As there are three distinct types of shapes – I need three equations to calculate them all.
Notation in the following: p… probability. T…triangle, W…wedge, Z…trapezoid. p(T) denotes the probability to find a point in the triangle.
The sum of all probalities to meet the point in either of the 7 pieces must be 1, and we have 3 wedges and 3 trapezoids:
i) p(T) + 3p(W) +3p(Z) = 1
We need 50% on either side of a line.
There is one Z and 2W on one side…
ii) p(Z) + 2p(W) = 0,5
…and T and 2W on the other side:
iii) p(T) + 2p(Z) + p(W) = 0,5
Now the sum ii) and iii) is just i) that these equations are not independent. We need one more information to solve for p(T), p(W), and p(Z)!
And here is my great educated guess: You have to make another assumption and this has to be based on a limiting case. How else could we make an assumption for an arbitrary shape?
I played with different ones, such as letting iv) p(W) = 0,25 motivated by the limiting case of a nearly right angle. Interestingly, you obtain a self-consistent solution. Just plugging in and solving you get: p(T)=0,25 and p(Z)=0. Cross-checking you see immediately that this is consistent with the assumptions – probabilities sum of to 50%: You either have two Ws or one W and the T in one half of the plane.
Assigning 0 to the trapezoid does not seem physical though. We can do better.
So what about assigning equal probabilities to Z and W? iv) p(Z) = p(W)?
I don’t need to do the algebra to see that p(T) has to be zero as you would have 3 equivalent pieces on each side, but the triangle can only be located one one side.
This assumption is in line with the limiting case of a really infinite plane. The triangle has finite size compared to 6 other infinite areas.
I change my proposal to: The probability to find an arbitrary point in the triangle is zero – given the probability to find it on either side of each line is 50% and given that the area is infinite.
Again I’d like to stress that I consider this a math puzzle as the 50% assumption does not make sense without considering a spatial variation of probability (probability density, actually).
Addition as per November 21:
Based on the ingenious proposal by Jacques Pienaar in the comments, I am adding a sketch highlighting his idea.
Theoretically, the center of mass would correspond to the intersection of the 3 “perfect” solid lines.

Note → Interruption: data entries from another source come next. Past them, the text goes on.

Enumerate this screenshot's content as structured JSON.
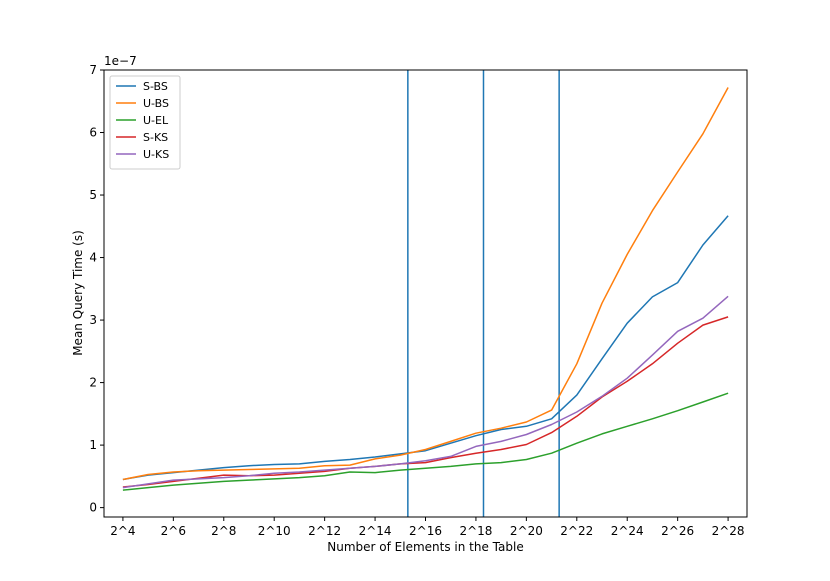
{
  "chart_data": {
    "type": "line",
    "xlabel": "Number of Elements in the Table",
    "ylabel": "Mean Query Time (s)",
    "y_offset_label": "1e−7",
    "x_exponents": [
      4,
      5,
      6,
      7,
      8,
      9,
      10,
      11,
      12,
      13,
      14,
      15,
      16,
      17,
      18,
      19,
      20,
      21,
      22,
      23,
      24,
      25,
      26,
      27,
      28
    ],
    "xlim": [
      3.25,
      28.75
    ],
    "ylim": [
      -0.15,
      7.0
    ],
    "x_ticks": [
      4,
      6,
      8,
      10,
      12,
      14,
      16,
      18,
      20,
      22,
      24,
      26,
      28
    ],
    "x_tick_labels": [
      "2^4",
      "2^6",
      "2^8",
      "2^10",
      "2^12",
      "2^14",
      "2^16",
      "2^18",
      "2^20",
      "2^22",
      "2^24",
      "2^26",
      "2^28"
    ],
    "y_ticks": [
      0,
      1,
      2,
      3,
      4,
      5,
      6,
      7
    ],
    "y_tick_labels": [
      "0",
      "1",
      "2",
      "3",
      "4",
      "5",
      "6",
      "7"
    ],
    "vertical_lines": [
      15.3,
      18.3,
      21.3
    ],
    "vertical_line_color": "#1f77b4",
    "legend_position": "top-left",
    "grid": false,
    "series": [
      {
        "name": "S-BS",
        "color": "#1f77b4",
        "values": [
          0.45,
          0.52,
          0.56,
          0.6,
          0.64,
          0.67,
          0.69,
          0.7,
          0.74,
          0.77,
          0.81,
          0.86,
          0.91,
          1.03,
          1.15,
          1.25,
          1.3,
          1.42,
          1.8,
          2.38,
          2.95,
          3.37,
          3.6,
          4.2,
          4.67
        ]
      },
      {
        "name": "U-BS",
        "color": "#ff7f0e",
        "values": [
          0.45,
          0.53,
          0.57,
          0.59,
          0.6,
          0.61,
          0.62,
          0.63,
          0.67,
          0.68,
          0.78,
          0.84,
          0.93,
          1.06,
          1.19,
          1.27,
          1.37,
          1.56,
          2.3,
          3.27,
          4.05,
          4.75,
          5.37,
          5.98,
          6.72
        ]
      },
      {
        "name": "U-EL",
        "color": "#2ca02c",
        "values": [
          0.28,
          0.32,
          0.36,
          0.39,
          0.42,
          0.44,
          0.46,
          0.48,
          0.51,
          0.57,
          0.56,
          0.6,
          0.63,
          0.66,
          0.7,
          0.72,
          0.77,
          0.87,
          1.03,
          1.18,
          1.3,
          1.42,
          1.55,
          1.69,
          1.83
        ]
      },
      {
        "name": "S-KS",
        "color": "#d62728",
        "values": [
          0.33,
          0.37,
          0.42,
          0.47,
          0.52,
          0.51,
          0.52,
          0.55,
          0.58,
          0.63,
          0.66,
          0.7,
          0.72,
          0.8,
          0.87,
          0.93,
          1.01,
          1.2,
          1.46,
          1.77,
          2.02,
          2.3,
          2.63,
          2.92,
          3.05
        ]
      },
      {
        "name": "U-KS",
        "color": "#9467bd",
        "values": [
          0.32,
          0.38,
          0.44,
          0.46,
          0.48,
          0.51,
          0.55,
          0.57,
          0.6,
          0.63,
          0.66,
          0.7,
          0.75,
          0.82,
          0.98,
          1.06,
          1.17,
          1.33,
          1.53,
          1.78,
          2.07,
          2.44,
          2.82,
          3.03,
          3.38
        ]
      }
    ]
  }
}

Now allow for some “measurement error” and add an additional line denoting the deviations. I depicted the “left” and “right” lines as dashed and dotted, respectively.
Now take a break, get a coffee, and look at the position of the true center of mass with respect to the triangles made up by the dashed and dotted lines:
Since we have 3 colors and either a dashed or a dotted lines, there are 8 distinct triangles. I tried to make the angles and distances as random as possible, so I think Jacques’ proof does not depend on the details of the configuration or the probability distribution function (yet beware the limiting cases such as parallel lines). The intersection of the solid lines is within 2 of 8 triangles – hence a probability of 2/8 = 1/4.

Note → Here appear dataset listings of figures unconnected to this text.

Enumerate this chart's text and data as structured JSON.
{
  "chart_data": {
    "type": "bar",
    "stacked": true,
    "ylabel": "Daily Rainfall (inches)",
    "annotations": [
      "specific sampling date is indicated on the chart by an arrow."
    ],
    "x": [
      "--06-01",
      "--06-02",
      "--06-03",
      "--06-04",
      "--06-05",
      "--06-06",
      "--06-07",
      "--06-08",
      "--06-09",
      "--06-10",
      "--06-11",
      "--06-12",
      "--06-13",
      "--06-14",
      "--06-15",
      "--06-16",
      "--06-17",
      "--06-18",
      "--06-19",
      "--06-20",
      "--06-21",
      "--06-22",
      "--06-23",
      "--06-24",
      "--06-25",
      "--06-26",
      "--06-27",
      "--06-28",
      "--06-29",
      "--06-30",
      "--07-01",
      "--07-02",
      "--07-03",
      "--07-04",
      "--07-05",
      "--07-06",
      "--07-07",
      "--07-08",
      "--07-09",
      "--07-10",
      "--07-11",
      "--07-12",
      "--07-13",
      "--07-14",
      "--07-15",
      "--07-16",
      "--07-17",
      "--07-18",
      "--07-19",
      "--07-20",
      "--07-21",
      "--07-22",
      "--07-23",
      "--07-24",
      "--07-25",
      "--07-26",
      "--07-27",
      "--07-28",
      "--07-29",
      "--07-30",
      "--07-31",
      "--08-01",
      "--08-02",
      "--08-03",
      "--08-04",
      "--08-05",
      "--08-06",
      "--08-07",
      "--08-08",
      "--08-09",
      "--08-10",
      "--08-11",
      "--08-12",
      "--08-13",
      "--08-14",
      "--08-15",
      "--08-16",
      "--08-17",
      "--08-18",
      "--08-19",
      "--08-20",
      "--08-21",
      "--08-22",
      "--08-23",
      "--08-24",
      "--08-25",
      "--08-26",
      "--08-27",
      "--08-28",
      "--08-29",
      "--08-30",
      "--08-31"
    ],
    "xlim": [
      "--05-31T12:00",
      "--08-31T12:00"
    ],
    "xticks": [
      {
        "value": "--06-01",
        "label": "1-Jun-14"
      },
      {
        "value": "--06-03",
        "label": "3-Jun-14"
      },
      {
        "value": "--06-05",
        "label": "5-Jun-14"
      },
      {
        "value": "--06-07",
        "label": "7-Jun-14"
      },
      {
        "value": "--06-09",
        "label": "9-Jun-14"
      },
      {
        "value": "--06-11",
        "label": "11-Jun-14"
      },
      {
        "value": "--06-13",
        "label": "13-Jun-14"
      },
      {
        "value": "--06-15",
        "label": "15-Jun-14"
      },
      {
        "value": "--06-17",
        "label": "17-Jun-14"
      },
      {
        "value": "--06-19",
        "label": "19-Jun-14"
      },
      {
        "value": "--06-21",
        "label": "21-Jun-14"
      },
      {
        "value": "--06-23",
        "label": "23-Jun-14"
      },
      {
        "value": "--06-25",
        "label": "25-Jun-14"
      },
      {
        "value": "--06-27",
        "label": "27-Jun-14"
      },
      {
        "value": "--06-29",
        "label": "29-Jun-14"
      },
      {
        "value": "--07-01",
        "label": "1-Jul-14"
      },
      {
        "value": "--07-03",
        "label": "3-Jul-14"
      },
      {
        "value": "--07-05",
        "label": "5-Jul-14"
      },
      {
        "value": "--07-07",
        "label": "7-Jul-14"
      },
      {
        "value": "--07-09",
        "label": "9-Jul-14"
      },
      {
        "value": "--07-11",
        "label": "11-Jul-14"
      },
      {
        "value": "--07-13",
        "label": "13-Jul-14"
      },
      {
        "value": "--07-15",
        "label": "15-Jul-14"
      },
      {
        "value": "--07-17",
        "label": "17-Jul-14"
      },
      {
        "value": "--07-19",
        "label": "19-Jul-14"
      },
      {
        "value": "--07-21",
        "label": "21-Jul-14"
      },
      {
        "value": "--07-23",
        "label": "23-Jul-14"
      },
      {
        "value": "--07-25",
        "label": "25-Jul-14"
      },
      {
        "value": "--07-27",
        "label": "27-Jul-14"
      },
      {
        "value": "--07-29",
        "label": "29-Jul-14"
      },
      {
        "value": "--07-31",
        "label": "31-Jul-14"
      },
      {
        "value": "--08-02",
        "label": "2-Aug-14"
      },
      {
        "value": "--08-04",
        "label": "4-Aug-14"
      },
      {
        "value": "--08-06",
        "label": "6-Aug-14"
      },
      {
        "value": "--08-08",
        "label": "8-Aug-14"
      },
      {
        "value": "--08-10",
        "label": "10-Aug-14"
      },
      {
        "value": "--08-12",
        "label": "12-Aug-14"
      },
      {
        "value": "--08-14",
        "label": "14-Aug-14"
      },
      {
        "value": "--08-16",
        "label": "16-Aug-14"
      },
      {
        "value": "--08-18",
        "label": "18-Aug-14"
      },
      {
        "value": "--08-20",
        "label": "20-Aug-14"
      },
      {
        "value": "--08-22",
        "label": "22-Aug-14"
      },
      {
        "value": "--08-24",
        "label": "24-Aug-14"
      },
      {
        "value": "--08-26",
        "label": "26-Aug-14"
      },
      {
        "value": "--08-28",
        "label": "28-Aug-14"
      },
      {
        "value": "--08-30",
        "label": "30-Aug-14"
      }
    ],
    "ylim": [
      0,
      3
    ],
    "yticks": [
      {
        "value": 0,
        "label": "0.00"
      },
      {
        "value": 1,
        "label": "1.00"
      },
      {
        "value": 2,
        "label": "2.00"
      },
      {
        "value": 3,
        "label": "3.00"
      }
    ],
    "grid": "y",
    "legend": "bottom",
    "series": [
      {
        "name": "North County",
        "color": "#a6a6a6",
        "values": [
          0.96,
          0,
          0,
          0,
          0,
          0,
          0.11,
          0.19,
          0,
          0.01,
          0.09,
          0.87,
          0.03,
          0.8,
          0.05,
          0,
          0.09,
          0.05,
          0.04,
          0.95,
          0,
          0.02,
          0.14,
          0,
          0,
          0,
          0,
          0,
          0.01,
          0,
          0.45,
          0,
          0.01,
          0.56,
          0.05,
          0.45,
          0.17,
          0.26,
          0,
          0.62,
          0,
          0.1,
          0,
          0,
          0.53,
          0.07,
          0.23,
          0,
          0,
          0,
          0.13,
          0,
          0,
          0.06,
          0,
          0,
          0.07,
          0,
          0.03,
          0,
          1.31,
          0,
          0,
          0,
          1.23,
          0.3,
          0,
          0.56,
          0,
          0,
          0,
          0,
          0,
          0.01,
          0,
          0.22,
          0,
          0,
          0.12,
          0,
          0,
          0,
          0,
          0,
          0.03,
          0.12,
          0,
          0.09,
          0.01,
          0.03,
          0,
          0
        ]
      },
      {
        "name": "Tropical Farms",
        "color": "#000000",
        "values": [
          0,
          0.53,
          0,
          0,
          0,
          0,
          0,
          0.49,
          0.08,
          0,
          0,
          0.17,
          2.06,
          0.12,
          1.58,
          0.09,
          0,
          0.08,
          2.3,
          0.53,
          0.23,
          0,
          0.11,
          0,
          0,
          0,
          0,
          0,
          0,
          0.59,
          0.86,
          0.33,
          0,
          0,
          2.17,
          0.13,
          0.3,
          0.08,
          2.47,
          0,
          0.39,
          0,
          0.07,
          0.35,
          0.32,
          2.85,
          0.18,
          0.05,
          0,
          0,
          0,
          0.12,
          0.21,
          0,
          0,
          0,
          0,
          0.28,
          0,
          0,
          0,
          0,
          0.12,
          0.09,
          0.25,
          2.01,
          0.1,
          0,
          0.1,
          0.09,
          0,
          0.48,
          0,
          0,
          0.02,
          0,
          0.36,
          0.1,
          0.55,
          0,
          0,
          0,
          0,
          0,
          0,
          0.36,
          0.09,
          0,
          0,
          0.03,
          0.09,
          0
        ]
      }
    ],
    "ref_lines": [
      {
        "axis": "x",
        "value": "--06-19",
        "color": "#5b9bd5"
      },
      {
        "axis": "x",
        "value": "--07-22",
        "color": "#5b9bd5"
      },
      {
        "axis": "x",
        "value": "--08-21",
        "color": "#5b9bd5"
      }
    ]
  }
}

I was intrigued by an odd coincidence as I had played with 0,25, too (see above), but based on the assumption that of a probability of 0,25 for the wedges/corners – which by cranking the algebra or just cross-checking the 50% criterion results in p(Triangle)=0,25, too, and in p(Trapezoid)=0.
Looking hard at this new figure introduced by Jacques I see something closely related, but unfortunately a new puzzle as well: The true center of mass is in exactly two of eight trapezoids built from dashed or dotted lines. So I am tempted to state:
But it is difficult to make a statement on the corners or wedges as any intersecting two lines cut the plane in 4 parts and any point is found in one of them. I was tempted to pick p(W) = 0 though, but this would result in p(Triangle)= -0,25.
So this was probably not the last update or the last post related to the enigma of the intersecting lines.